I jokingly say that the key to happiness is low expectations. But, like with most jokes, there is some truth to it. I have already begun preparing myself for our final IVF attempt to not work. Why? Because statistically speaking, it will not. Due to my age and my low AMH level of 0.2, SART success rates from clinics around the country are only 10-20%.
It is hard for me to believe that we're shelling out ten thousand dollars for something that has about a 20% chance of working.
But the clinic we have chosen, HRC Newport Beach, reports a 50% success rate for my group. I'm not buying it and just don't understand how it really could be 30% higher. Maybe it really is, but the more I prepare myself for a negative result, the less disappointed I will be. That's the plan anyway. Baby A is an HRC baby, from their Encino location, so I can't help but hold out some hope.
However, if we are lucky enough to receive a BFP (big, fat, positive) I will still need to temper that excitement because we are not paying the extra money (upwards of $4,000) to have genetic testing done. Imagine that: We could receive a positive result, only to find out that it does not have the genetic makeup to even survive the pregnancy.

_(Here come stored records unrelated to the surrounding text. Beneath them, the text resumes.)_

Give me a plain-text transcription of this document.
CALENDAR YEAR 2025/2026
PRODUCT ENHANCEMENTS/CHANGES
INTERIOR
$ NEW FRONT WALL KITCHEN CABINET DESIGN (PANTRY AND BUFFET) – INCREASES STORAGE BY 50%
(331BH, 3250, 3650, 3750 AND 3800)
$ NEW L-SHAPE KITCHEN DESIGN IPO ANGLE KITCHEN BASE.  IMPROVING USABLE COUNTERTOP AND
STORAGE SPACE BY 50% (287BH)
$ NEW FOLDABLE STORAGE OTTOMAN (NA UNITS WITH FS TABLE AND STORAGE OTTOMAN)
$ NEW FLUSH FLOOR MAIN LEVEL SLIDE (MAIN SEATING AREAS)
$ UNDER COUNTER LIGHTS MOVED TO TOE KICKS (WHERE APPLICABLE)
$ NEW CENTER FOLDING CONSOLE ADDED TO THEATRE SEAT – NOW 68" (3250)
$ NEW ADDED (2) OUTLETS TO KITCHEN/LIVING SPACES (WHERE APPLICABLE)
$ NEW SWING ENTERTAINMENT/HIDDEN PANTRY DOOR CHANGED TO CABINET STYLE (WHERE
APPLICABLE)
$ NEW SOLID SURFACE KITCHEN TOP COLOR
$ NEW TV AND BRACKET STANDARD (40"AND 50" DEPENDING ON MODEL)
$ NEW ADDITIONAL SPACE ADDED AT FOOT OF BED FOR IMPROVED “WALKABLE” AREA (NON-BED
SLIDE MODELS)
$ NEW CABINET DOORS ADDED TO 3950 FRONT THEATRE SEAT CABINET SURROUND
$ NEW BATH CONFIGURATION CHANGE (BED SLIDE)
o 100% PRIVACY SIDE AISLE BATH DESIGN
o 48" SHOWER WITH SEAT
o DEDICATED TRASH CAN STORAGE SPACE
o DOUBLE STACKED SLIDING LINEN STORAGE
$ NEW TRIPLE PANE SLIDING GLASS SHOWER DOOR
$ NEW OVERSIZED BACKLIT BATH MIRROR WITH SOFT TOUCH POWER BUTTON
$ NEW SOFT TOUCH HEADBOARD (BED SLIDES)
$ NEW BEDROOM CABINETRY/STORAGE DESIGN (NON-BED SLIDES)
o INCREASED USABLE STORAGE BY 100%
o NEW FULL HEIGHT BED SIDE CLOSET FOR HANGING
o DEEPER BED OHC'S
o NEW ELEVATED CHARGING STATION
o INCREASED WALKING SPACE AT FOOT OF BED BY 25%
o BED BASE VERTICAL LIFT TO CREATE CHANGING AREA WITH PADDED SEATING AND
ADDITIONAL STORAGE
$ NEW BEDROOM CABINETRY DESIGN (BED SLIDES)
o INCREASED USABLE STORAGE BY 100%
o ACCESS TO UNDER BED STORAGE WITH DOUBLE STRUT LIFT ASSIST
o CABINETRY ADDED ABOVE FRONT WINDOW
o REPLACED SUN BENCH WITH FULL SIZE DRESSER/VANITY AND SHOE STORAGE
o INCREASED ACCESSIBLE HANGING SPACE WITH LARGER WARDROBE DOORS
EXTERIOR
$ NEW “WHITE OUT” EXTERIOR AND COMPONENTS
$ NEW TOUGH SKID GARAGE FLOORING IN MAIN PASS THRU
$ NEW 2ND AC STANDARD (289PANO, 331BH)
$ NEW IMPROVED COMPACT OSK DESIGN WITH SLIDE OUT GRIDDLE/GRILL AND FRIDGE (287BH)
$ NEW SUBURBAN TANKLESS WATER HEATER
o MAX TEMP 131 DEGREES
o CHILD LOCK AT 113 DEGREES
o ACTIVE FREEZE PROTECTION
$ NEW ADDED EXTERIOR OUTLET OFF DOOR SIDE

But oh, what if it works. Although that picture of the woman in labor embracing her one and only child that went viral does pull at my heartstrings, I know our Baby A would make the very best sibling.
While we would love to give her a sibling, if it doesn't happen we will rest secure in the knowledge that we gave it a good try. If this last round of IVF doesn't work, I will not regret it, for that reason. While it can be easy (and, fun!) to imagine all of the things that could have been purchased for the same amount, the hope of another child is worth more.